In her introduction, Price calls her book a "smorgasbord" rather than a single argument threaded throughout six chapters (21). I found this to be both one of the book's strengths and weaknesses. On the one hand, as Price takes readers on a tour of different kairotic spaces within academic discourse, she shows that contested interpretations within kairotic space are ubiquitous: no two people experience the same kairotic space in identical ways. Price analyzes a wide range of materials, and she adapts her analytic process accordingly. However, as Price leads readers through different kairotic spaces, I found myself wanting more explanation of her methodological choices in order to better connect her analyses. In Chapter 1, Price identifies her primary methodology as critical discourse analysis, citing Ellen Barton as a key influence (Barton), and in each chapter she carefully defines her objects of analysis. But I wanted more discussion of how she came to identify the "rich features" within the data, particularly in Chapters 4 and 5. The most thoughtful description of her method and analytic decisions appears in Chapter 6, which is drawn from an empirical interview study with three independent scholars.
Chapter 5, "Her Pronouns Wax and Wane," takes a careful look at three memoirs of mental disability. Following on the heels of Chapter 4, which looks at the ways mental disabilities are constructed by public discourses, Chapter 5 offers "counter-diagnosis" and self-advocacy as ways for speakers to contest the insidious and pervasive public discourses surrounding mental disability. However, there is relatively little explicit linking between this chapter and the others in the book. Consequently, for readers making their way through the book, a chapter analyzing pronoun use in three different memoirs is an anomaly for readers who have—up through the first four chapters—been firmly grounded in the physical and virtual spaces of university life: academic research, teaching, professional discourses, and popular writing about the academy.

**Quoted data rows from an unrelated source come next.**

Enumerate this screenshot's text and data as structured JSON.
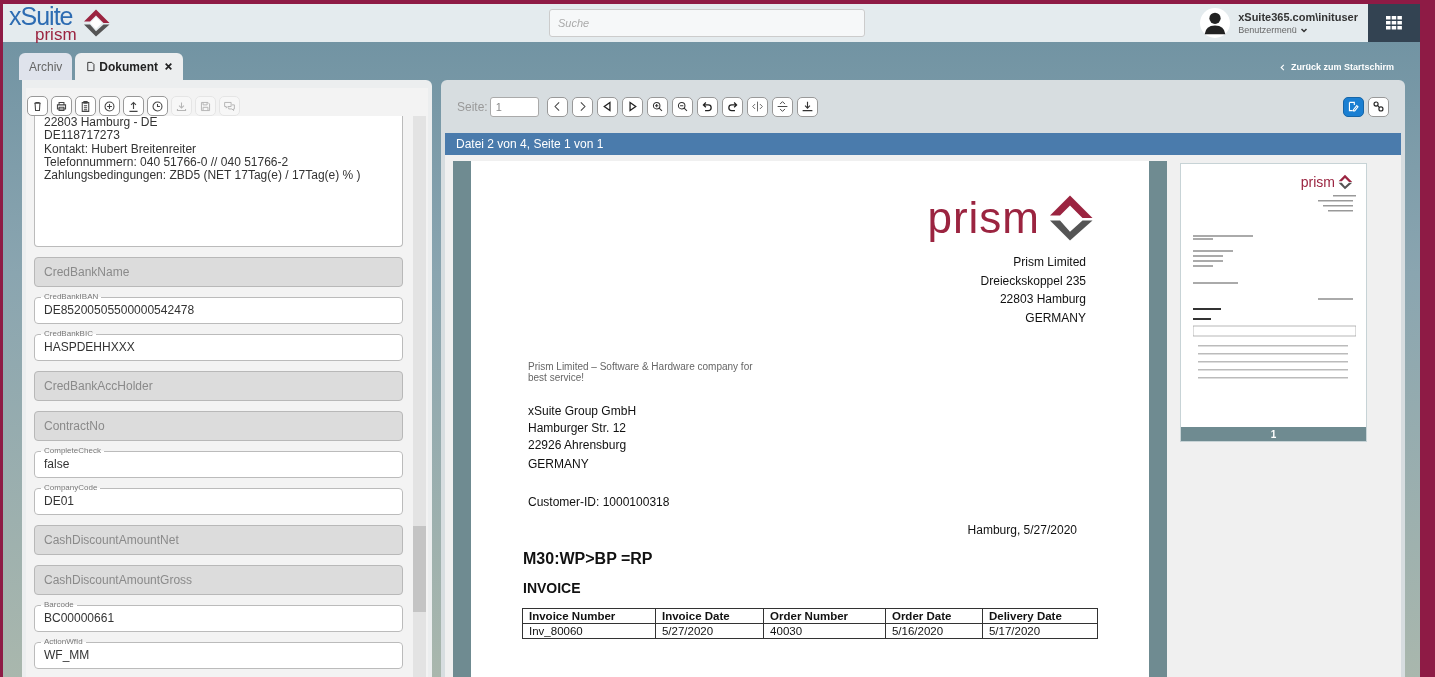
{
  "header": {
    "logo": {
      "line1": "xSuite",
      "line2": "prism"
    },
    "search": {
      "placeholder": "Suche"
    },
    "user": {
      "name": "xSuite365.com\\inituser",
      "menu": "Benutzermenü"
    }
  },
  "tabs": [
    {
      "label": "Archiv",
      "selected": false,
      "closable": false
    },
    {
      "label": "Dokument",
      "selected": true,
      "closable": true
    }
  ],
  "back_link": "Zurück zum Startschirm",
  "left_panel": {
    "toolbar": [
      {
        "disabled": false
      },
      {
        "disabled": false
      },
      {
        "disabled": false
      },
      {
        "disabled": false
      },
      {
        "disabled": false
      },
      {
        "disabled": false
      },
      {
        "disabled": true
      },
      {
        "disabled": true
      },
      {
        "disabled": true
      }
    ],
    "notes": [
      "22803 Hamburg - DE",
      "DE118717273",
      "Kontakt: Hubert Breitenreiter",
      "Telefonnummern: 040 51766-0 // 040 51766-2",
      "Zahlungsbedingungen: ZBD5 (NET 17Tag(e) / 17Tag(e) % )"
    ],
    "fields": [
      {
        "label": "CredBankName",
        "disabled": true
      },
      {
        "label": "CredBankIBAN",
        "value": "DE85200505500000542478",
        "disabled": false
      },
      {
        "label": "CredBankBIC",
        "value": "HASPDEHHXXX",
        "disabled": false
      },
      {
        "label": "CredBankAccHolder",
        "disabled": true
      },
      {
        "label": "ContractNo",
        "disabled": true
      },
      {
        "label": "CompleteCheck",
        "value": "false",
        "disabled": false
      },
      {
        "label": "CompanyCode",
        "value": "DE01",
        "disabled": false
      },
      {
        "label": "CashDiscountAmountNet",
        "disabled": true
      },
      {
        "label": "CashDiscountAmountGross",
        "disabled": true
      },
      {
        "label": "Barcode",
        "value": "BC00000661",
        "disabled": false
      },
      {
        "label": "ActionWfId",
        "value": "WF_MM",
        "disabled": false
      }
    ]
  },
  "viewer": {
    "page_label": "Seite:",
    "page_value": "1",
    "toggles": [
      {
        "selected": true
      },
      {
        "selected": false
      }
    ],
    "info_bar": "Datei 2 von 4, Seite 1 von 1",
    "document": {
      "logo": "prism",
      "sender": [
        "Prism Limited",
        "Dreieckskoppel 235",
        "22803 Hamburg",
        "GERMANY"
      ],
      "tagline": "Prism Limited – Software & Hardware company for best service!",
      "recipient": [
        "xSuite Group GmbH",
        "Hamburger Str. 12",
        "22926 Ahrensburg",
        "GERMANY"
      ],
      "customer_id": "Customer-ID: 1000100318",
      "date": "Hamburg, 5/27/2020",
      "title": "M30:WP>BP =RP",
      "subtitle": "INVOICE",
      "table": {
        "columns": [
          "Invoice Number",
          "Invoice Date",
          "Order Number",
          "Order Date",
          "Delivery Date"
        ],
        "rows": [
          [
            "Inv_80060",
            "5/27/2020",
            "40030",
            "5/16/2020",
            "5/17/2020"
          ]
        ]
      }
    },
    "thumbnail": {
      "logo": "prism",
      "page_number": "1"
    }
  }
}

These are, however, minor quibbles. The book is a must-read, with appeal for both general academic and disability studies audiences, and is designed to have maximum impact within university culture. The readability of Price's prose makes hers an important book to put in the hands of university administrators and teachers of all stripes. Further, to my eyes, Chapter 2 would be especially useful for a graduate seminar or teaching practicum, and Chapter 4 would be a terrific inclusion in a wide variety of undergraduate courses. As I read this book, I found myself making notes detailing ways that I plan to revise my teaching and my academic practices and develop strategies for self-advocacy. Above all, Mad at School renewed my commitment to making the academy a welcoming place for those who are "mad at school." I believe this book will radically transform the terrain of academic life for the better, for everyone.
Works Cited
- Barton, Ellen. "Inductive Discourse Analysis: Discovering Rich Features." Discourse Studies in Composition. Ed. Ellen Barton and Gail Stygall. Cresskill, NJ: Hampton Press, 2002. 19-42.